On Wed, May 11, 2011 at 5:59 AM, Steve Harris <steve.harris@garlik.com> wrote:
> On 2011-05-10, at 14:45, William Waites wrote:
>> Typically there will be three different indexes for useful
>> permutations of (s,p,o,g) -- (g,s,p,o), (p,s,o,g), (o,p,s,g) for
>> example. Assuming three indexes, a safe estimate is 96 bytes (3x 32)
>> per triple.
> ...
>
> This doesn't follow, e.g. bitmap indexes, and the index structure that 5store uses are a lot more compact than that.
>
> Don't discount the indexing of lexical values for nodes though, for some datasets that can be quite expensive, anything up to 3x the size of the quad index.

Quite true. For instance, data sets with lots of strings (particularly
large strings) can get expensive to store. This can be a much more
important influence than the number of triples (or quads).

In the case of Parliament the lexical indices form the basis of the
quad indexing. So almost all of the work and space is in those
indexes. The quads themselves are just stored flat, and have the
potential to be packed in more tightly with compression.

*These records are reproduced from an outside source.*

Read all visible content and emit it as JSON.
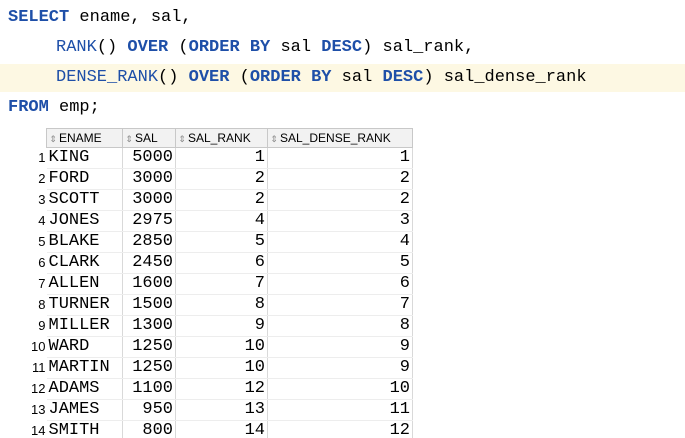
{
  "editor": {
    "line1": {
      "kw": "SELECT",
      "rest": " ename, sal,"
    },
    "line2": {
      "fn": "RANK",
      "p1": "() ",
      "over": "OVER",
      "p2": " (",
      "order": "ORDER BY",
      "p3": " sal ",
      "desc": "DESC",
      "p4": ") sal_rank,"
    },
    "line3": {
      "fn": "DENSE_RANK",
      "p1": "() ",
      "over": "OVER",
      "p2": " (",
      "order": "ORDER BY",
      "p3": " sal ",
      "desc": "DESC",
      "p4": ") sal_dense_rank"
    },
    "line4": {
      "kw": "FROM",
      "rest": " emp;"
    }
  },
  "grid": {
    "columns": [
      "ENAME",
      "SAL",
      "SAL_RANK",
      "SAL_DENSE_RANK"
    ],
    "rows": [
      {
        "n": "1",
        "ename": "KING",
        "sal": "5000",
        "rank": "1",
        "drank": "1"
      },
      {
        "n": "2",
        "ename": "FORD",
        "sal": "3000",
        "rank": "2",
        "drank": "2"
      },
      {
        "n": "3",
        "ename": "SCOTT",
        "sal": "3000",
        "rank": "2",
        "drank": "2"
      },
      {
        "n": "4",
        "ename": "JONES",
        "sal": "2975",
        "rank": "4",
        "drank": "3"
      },
      {
        "n": "5",
        "ename": "BLAKE",
        "sal": "2850",
        "rank": "5",
        "drank": "4"
      },
      {
        "n": "6",
        "ename": "CLARK",
        "sal": "2450",
        "rank": "6",
        "drank": "5"
      },
      {
        "n": "7",
        "ename": "ALLEN",
        "sal": "1600",
        "rank": "7",
        "drank": "6"
      },
      {
        "n": "8",
        "ename": "TURNER",
        "sal": "1500",
        "rank": "8",
        "drank": "7"
      },
      {
        "n": "9",
        "ename": "MILLER",
        "sal": "1300",
        "rank": "9",
        "drank": "8"
      },
      {
        "n": "10",
        "ename": "WARD",
        "sal": "1250",
        "rank": "10",
        "drank": "9"
      },
      {
        "n": "11",
        "ename": "MARTIN",
        "sal": "1250",
        "rank": "10",
        "drank": "9"
      },
      {
        "n": "12",
        "ename": "ADAMS",
        "sal": "1100",
        "rank": "12",
        "drank": "10"
      },
      {
        "n": "13",
        "ename": "JAMES",
        "sal": "950",
        "rank": "13",
        "drank": "11"
      },
      {
        "n": "14",
        "ename": "SMITH",
        "sal": "800",
        "rank": "14",
        "drank": "12"
      }
    ]
  },
  "icons": {
    "sort": "sort-arrows-icon"
  },
  "colors": {
    "keyword": "#1e4fa8",
    "current_line": "#fdf8e3",
    "header_bg": "#f2f2f2"
  }
}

Speaking of which, some structures are amenable to compression, which
is useful in terms of either space or bandwidth, particularly when
CPUs typically operate at speeds that are orders of magnitude faster
than the other bottlenecks in the system. This should be considered as
well.

Paul Gearon
Revelytix, Inc

Received on Wednesday, 11 May 2011 15:22:02 UTC